Chamber Pressure (μbar)

Shelf Temperature
1 Freezing 1 atm -45 04:00
2 Evacuation 50 -45 ~01:00
3 Drying 50 0 03:00
4 Drying 100 0 02:00
5 Drying 150 0 02:00

Table 1. Lyo recipe executed across all cycles

Figure 3. (a) ERON plastic cap fitter with a lyo stopper (b) Vial partially stoppered with ERON plastic cap and stopper (c) Vial fully stoppered with ERON plastic cap and stopper.


Figure 4. (a) Partially loaded shelf & (b) Fully loaded shelf of vials with lyo stoppers and ERON plastic caps.

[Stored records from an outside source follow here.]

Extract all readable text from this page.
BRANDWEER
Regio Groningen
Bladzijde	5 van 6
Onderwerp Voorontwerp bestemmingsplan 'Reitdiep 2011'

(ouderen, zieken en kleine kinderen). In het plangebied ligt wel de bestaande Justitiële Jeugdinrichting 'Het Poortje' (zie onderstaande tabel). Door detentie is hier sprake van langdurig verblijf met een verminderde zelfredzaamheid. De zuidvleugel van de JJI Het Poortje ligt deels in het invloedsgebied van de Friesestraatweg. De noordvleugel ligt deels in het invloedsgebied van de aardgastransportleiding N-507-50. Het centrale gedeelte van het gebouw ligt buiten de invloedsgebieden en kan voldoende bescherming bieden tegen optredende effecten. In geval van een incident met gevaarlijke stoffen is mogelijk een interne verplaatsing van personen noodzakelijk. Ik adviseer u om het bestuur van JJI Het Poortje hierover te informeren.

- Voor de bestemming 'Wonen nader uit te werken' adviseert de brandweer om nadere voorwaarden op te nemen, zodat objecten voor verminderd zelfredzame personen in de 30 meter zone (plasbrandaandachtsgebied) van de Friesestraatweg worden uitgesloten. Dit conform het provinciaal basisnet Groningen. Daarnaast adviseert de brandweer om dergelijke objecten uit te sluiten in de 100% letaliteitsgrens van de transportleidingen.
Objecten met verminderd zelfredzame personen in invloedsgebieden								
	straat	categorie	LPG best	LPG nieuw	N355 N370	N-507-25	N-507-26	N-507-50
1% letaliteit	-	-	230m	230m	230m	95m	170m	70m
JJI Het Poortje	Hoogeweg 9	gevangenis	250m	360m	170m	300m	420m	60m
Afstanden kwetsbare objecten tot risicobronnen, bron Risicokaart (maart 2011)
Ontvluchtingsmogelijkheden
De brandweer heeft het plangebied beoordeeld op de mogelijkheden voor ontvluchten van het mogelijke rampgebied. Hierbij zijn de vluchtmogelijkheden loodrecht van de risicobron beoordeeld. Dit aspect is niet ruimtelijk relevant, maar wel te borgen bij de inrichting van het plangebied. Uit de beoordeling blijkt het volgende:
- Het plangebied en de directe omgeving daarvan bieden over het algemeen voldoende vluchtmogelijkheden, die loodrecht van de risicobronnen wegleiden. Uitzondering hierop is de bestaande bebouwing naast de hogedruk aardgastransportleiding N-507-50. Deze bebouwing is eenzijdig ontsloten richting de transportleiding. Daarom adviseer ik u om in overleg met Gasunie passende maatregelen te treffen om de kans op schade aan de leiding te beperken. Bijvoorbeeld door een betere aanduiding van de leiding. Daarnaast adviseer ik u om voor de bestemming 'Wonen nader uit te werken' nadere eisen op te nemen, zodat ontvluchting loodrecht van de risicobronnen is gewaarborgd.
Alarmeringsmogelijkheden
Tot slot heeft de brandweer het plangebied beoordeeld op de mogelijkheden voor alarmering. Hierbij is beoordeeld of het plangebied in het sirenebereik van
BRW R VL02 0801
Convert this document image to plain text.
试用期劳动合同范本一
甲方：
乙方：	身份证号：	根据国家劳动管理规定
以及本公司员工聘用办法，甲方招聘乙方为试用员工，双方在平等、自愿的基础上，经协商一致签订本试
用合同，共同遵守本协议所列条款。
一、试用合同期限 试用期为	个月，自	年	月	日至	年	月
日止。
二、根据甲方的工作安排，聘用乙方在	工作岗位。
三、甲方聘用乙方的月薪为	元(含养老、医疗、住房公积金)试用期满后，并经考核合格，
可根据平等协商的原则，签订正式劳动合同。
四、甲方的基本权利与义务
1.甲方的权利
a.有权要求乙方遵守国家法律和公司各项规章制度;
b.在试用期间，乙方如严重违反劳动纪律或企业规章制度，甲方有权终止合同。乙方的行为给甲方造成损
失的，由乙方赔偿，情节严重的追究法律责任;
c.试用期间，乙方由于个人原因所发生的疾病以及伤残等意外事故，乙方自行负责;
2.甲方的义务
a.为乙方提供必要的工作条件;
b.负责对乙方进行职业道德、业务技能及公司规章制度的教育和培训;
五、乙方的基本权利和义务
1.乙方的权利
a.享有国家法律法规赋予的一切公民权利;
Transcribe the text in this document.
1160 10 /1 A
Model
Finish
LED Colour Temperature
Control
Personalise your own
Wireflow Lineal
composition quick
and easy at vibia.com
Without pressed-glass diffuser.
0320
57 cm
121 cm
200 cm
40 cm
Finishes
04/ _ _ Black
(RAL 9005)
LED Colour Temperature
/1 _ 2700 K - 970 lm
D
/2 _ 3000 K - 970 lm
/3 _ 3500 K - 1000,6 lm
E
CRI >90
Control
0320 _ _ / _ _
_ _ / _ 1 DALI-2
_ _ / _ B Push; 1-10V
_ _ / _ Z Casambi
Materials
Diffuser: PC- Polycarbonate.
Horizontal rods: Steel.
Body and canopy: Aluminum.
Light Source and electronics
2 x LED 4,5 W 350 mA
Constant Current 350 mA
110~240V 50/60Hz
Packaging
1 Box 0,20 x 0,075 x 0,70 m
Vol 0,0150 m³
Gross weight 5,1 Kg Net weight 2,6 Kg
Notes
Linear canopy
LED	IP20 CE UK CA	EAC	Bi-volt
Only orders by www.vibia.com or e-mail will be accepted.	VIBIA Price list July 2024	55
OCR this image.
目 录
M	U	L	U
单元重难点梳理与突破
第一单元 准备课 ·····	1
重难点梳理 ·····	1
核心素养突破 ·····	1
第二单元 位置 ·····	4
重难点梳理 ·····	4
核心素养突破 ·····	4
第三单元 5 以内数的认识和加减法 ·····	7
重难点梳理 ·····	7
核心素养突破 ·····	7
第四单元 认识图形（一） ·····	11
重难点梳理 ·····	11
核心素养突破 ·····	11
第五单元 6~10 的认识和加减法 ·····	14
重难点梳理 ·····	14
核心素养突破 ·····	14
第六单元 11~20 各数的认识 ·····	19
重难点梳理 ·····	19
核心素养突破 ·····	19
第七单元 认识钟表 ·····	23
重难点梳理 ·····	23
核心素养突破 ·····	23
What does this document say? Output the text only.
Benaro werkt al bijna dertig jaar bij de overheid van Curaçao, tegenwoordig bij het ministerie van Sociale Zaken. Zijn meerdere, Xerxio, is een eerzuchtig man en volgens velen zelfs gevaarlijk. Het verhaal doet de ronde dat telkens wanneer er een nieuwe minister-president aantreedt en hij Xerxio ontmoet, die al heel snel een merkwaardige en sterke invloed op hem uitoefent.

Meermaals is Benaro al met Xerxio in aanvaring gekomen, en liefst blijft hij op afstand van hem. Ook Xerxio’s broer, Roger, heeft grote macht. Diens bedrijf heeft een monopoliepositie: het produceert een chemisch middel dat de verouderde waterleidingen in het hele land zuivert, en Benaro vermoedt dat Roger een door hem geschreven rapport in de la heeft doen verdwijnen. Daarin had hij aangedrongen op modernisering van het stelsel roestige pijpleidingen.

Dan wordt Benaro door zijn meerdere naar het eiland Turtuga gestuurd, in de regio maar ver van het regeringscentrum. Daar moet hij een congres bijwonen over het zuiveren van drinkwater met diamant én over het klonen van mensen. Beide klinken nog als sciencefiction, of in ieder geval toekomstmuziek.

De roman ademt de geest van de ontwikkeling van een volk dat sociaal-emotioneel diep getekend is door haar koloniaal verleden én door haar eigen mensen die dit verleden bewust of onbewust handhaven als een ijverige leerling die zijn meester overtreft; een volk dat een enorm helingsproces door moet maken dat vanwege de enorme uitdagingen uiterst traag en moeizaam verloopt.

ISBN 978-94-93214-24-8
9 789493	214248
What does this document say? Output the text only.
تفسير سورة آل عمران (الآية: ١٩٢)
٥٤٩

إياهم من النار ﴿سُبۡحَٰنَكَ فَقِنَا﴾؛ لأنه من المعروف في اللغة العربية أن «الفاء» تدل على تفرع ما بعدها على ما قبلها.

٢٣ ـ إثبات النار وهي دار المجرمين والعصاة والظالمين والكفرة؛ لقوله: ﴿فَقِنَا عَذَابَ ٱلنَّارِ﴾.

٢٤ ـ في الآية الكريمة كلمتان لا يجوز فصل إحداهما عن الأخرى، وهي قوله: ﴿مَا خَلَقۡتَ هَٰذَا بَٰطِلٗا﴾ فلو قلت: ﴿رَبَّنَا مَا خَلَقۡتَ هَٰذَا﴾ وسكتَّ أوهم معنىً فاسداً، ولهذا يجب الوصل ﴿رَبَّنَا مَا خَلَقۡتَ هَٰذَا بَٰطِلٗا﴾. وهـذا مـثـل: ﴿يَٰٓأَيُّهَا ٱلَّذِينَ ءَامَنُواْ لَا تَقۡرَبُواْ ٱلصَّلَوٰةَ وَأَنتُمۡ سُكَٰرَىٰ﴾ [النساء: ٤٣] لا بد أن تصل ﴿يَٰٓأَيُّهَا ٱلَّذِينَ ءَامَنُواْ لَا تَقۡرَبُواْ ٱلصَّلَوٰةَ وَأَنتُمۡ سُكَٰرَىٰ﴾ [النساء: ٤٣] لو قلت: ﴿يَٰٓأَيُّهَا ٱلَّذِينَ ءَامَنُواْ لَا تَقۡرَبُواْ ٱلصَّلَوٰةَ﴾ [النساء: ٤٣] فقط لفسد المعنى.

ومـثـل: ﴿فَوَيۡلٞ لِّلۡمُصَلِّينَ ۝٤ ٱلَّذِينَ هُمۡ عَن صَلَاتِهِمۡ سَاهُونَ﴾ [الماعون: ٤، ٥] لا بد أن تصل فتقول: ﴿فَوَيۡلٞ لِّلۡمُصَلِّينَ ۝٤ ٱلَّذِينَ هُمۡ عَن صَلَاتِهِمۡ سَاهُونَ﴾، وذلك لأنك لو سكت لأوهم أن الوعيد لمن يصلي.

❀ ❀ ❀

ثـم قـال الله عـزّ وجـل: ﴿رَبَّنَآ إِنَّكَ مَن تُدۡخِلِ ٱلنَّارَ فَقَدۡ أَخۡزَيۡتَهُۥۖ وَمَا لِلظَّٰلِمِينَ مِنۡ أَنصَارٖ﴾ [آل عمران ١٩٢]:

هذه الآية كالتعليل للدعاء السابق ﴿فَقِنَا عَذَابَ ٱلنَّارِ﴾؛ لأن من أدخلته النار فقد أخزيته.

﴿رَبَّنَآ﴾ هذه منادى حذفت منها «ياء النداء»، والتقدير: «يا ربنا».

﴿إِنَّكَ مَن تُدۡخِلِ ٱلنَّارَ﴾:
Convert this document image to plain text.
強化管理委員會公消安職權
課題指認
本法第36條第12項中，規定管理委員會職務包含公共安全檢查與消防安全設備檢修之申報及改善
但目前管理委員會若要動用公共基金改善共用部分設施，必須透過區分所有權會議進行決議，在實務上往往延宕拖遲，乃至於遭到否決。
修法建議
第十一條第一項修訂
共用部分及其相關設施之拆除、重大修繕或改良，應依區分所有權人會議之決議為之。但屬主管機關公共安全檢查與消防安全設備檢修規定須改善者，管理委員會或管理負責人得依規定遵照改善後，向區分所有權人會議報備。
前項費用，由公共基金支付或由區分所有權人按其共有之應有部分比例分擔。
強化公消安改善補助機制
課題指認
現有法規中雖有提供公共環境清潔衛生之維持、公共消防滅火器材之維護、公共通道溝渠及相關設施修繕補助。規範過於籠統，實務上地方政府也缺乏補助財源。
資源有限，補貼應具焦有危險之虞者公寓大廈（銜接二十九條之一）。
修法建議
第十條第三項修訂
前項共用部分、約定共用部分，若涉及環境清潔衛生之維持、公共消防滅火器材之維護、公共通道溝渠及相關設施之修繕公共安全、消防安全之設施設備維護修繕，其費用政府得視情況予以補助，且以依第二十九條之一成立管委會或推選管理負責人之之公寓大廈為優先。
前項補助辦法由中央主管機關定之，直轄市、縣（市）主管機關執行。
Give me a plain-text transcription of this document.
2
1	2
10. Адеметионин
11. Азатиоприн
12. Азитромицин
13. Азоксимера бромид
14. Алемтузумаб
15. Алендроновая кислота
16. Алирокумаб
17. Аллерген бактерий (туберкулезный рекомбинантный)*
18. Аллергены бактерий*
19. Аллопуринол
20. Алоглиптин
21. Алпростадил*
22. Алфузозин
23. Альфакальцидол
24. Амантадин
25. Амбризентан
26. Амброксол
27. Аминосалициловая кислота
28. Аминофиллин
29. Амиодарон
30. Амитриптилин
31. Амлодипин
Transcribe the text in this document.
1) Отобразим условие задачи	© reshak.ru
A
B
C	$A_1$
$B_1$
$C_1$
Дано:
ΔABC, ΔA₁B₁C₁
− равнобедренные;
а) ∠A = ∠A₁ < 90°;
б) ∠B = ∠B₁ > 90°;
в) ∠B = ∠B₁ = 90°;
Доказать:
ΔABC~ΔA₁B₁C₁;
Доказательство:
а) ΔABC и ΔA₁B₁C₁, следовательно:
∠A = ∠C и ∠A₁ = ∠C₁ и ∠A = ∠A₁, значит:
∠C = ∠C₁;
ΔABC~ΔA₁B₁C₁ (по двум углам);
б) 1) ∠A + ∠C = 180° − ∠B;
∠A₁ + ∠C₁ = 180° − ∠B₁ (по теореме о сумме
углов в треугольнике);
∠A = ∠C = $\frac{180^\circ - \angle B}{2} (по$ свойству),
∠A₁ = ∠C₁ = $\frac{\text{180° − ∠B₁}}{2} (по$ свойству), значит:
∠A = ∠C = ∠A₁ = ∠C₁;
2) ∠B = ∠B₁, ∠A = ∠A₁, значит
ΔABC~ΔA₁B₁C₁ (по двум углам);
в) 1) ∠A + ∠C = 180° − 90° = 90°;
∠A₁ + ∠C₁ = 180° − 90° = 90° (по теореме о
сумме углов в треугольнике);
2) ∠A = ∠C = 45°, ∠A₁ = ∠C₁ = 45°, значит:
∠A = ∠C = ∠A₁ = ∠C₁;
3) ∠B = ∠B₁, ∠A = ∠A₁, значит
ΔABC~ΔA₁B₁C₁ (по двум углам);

Figure 5. ERON plastic cap fitted with a serum stopper 


Figure 6. (a) Partially loaded shelf & (b) Fully loaded shelf of vials with serum stoppers and ERON plastic caps


Figure 7. (a) Partially loaded shelf & (b) Fully loaded shelf of vials with lyo stoppers only.



Mass flow rate values obtained via TDLAS during Cycles 1 (Figure 8), 2 and 3, are presented in Figure 9. The calculated average mass flow rate values per vial between Cycle 1 and Cycle 2 (serum stoppers with ERON plastic caps) demonstrated that vials partially stoppered with lyo stoppers and ERON plastic caps produced lower mass flow rates (to a maximum of 7.81% at 150 μbar) when compared with serum stopper loaded ERON plastic caps.
The effect of the ERON plastic cap alone can be determined by comparing mass flow rate values between Cycle 1 and Cycle 3 (lyo stoppers only); current testing indicates that addition of the ERON plastic caps on the lyo stoppers decreased the mass flow by up to a maximum of 9.43% (at 150 μbar).


Technical Summary

The experiments described herein above were executed with the aim of deciphering the influence of a next-generation CCS on the sublimation mass flow, as compared to a conventional vial and stopper assembly. The results suggest that the ERON plastic caps offer a marginally increased resistance (9.43% at 150 μbar) to the vapor flow compared to a traditional lyo stopper. The lower mass flow rate can be attributed to partial shielding of the stopper vent area by the ERON plastic cap (Figure 3a). However, the inherent benefits offered by the ERON CCS clearly outweighs the observed change in sublimation mass flow. It is noteworthy that the resistance offered by ERON plastic caps, which are an integral part of the ERON CCS, were also influenced by the choice of stopper type, i.e., ERON CCS containing either a lyo stopper or a serum stopper. Lyo stopper loaded ERON caps had up to a maximum of 7.81% lower mass flow rate at 150 μbar when compared to a serum stopper loaded ERON cap. The better performance of the serum stopper loaded ERON CCS can be attributed to the larger vent area offered by the serum stopper when compared to a lyo stopper. This is evident when comparing results between using solely lyo stoppers and serum stopper loaded ERON caps; the mass flow in these cases are within 2.7% of each other on average. It is equally important to note that while serum stoppers are not traditionally preferred for lyophilization, their use becomes more viable when used in conjunction with the ERON CCS.


Figure 8. Lyo cycle data for cycle with lyo stoppers and ERON plastic caps.


Figure 9. Mass flow rate results from all executed cycles.